ZANA: BU İRADEYE SAYGI DUYMAYANLAR UTANSIN
Kürt siyasetçi Leyla Zana ise, "Siz belediyenizi seçtiniz. Bu iradeye saygı duymayan utansın. Sizler bir halkı kalkanlarla ablukaya alarak tutamazsınız. Siz zaten burada kaybettiniz. Buradan devlet zihniyetine sesleniyorum; Kürtlerle yaşamak istiyorsanız yolunuz açıktır. Bu aydınlık hepinizin önündedir. Ancak Kürtleri kendi gözünüzle küçük görecekseniz, hayır bunu yapamayacaksınız. Kürtlerin iradesi arşa kadar yükselmiştir. Bu utanç sizin utancınızdır" dedi.

'BU İKTİDAR KÜRTLERDEN NE İSTİYOR'
İktidarın diyalogdan korktuğunu söyleyen Zana, şöyle devam etti: "Sizler barışı yanlış anlıyorsunuz. Barış teslimiyet değildir. Biz kimseye teslim olmayız. Anne babalarımız olmadı biz de olmayız. Bu halk direnecektir. Direnişini her zaman da gösterecektir. Birlikte güçlüyüz. Türkiye halklarını da bu ezilmişlik ve yoksulluktan kurtarabiliriz. Ama bu halde siz bizden daha çok özgürlükten yoksunsunuz. Bu kalkanlar onlara ne getirecek? Kürt halkını korkutabilir mi? Hayır. Biz tek bir insanın bile tırnağına kan değsin istemeyiz. Yaptıklarınız bizim de sizin de önüne karanlığı getiriyor. Bu karanlık bizim için yeni değil, yüz yıldır devam ediyor. Bugünden itibaren Kürtlere, 'Kürtler ne istiyor?' diye sormayın. Biz diyoruz ki bu iktidar Kürtlerden ne istiyor?"
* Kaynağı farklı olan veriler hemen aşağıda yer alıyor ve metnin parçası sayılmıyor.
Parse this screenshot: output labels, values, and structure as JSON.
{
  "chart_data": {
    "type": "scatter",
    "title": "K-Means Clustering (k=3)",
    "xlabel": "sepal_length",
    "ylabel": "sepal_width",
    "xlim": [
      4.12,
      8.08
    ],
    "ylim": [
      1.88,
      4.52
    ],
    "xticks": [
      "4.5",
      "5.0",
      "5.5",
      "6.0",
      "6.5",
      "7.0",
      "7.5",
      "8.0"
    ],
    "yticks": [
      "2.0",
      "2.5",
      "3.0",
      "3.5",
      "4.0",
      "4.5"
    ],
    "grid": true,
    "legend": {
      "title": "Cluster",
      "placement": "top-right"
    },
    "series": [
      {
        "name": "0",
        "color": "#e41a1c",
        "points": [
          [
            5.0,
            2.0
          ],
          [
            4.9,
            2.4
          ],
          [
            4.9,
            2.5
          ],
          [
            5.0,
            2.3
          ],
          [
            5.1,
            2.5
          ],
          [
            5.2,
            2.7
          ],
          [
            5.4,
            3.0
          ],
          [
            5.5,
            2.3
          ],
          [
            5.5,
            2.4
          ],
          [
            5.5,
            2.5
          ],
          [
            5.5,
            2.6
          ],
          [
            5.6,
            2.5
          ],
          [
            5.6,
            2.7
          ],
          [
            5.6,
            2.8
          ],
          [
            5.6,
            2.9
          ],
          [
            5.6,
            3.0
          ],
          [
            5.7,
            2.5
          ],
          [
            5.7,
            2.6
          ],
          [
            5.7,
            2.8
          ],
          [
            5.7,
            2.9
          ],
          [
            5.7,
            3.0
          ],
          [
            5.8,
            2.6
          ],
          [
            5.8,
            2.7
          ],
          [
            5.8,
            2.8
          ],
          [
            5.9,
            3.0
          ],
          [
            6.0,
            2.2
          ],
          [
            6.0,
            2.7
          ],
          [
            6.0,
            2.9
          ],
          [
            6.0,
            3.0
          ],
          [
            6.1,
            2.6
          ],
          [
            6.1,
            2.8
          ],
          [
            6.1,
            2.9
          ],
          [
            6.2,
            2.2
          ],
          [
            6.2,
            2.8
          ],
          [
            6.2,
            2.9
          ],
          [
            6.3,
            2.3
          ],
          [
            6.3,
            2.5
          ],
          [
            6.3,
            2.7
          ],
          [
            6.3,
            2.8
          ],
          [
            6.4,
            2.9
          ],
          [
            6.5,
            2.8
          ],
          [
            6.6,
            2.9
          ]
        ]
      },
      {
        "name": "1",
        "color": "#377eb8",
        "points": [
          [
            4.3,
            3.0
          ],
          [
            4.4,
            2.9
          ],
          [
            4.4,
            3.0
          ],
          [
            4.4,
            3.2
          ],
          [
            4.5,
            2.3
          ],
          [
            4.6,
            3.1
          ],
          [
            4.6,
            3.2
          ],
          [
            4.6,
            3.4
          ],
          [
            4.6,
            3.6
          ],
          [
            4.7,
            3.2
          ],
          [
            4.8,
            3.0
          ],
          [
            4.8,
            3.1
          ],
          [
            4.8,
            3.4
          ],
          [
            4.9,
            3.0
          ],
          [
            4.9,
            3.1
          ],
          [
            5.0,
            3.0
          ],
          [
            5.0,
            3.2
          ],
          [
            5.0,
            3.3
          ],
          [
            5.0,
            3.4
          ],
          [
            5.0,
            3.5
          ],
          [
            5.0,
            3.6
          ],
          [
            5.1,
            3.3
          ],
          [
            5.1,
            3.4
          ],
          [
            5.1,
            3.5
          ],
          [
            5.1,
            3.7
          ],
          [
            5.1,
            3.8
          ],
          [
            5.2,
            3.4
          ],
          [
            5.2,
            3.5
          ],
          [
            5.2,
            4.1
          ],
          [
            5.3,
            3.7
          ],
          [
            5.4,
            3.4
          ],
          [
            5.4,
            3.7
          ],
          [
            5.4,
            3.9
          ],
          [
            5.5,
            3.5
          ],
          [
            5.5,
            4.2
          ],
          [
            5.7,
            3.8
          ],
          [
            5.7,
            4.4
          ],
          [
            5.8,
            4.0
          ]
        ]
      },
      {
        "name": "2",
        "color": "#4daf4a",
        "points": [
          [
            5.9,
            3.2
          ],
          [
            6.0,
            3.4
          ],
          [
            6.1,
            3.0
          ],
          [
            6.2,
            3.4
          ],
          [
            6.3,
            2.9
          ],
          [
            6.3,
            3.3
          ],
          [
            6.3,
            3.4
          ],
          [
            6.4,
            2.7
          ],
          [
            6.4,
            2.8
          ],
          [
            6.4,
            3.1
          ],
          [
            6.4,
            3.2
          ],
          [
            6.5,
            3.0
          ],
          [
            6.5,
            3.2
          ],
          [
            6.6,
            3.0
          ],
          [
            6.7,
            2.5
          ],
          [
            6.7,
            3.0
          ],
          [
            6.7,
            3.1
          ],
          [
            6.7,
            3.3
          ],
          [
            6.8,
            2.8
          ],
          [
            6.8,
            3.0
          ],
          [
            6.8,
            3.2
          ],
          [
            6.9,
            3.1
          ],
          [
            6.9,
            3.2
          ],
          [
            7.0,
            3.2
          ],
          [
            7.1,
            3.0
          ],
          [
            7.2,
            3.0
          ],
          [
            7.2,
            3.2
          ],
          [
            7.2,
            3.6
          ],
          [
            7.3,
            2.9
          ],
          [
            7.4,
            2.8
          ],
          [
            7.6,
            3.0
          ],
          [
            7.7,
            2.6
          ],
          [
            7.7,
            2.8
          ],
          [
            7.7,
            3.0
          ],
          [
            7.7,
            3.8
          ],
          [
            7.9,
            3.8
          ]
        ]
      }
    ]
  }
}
GENÇLER GECE BOYU DİRENİŞİ SÜRDÜRDÜ
Öte yandan gençler Hakkari'nin pek çok noktasında gece boyunca direnişi sürdürdü. Hakkari merkeze bağlı Pehlivan ve Yeni mahallelerinde sokaklara çıkan gençler, mahallelerde barikat kurup ateş yaktı. Polisler, gaz bombası, plastik mermi ve tazyikli suyla gençlere saldırdı. Gençler ise havai fişek ve taşlarla karşılık verdi. Gençlerin attığı molotof kokteyli bir zırhlı araca isabet etti. Alev alan zırhlı araç, itfaiye ekipleri tarafından söndürüldü.

Yüksekova'nın Orman, Kışla, Cumhuriyet ve Esentepe mahallelerinde gençler barikat kurdu. Polislerin attığı gaz bombaları mahalleleri gaza boğdu. Gençler protestolar boyunca "Bijî Serok Apo", "Bê serok jiyan nabe" ve "Bijî berxwedana zindanan" ve "Sıddık başkan onurumuzdur" sloganları attı.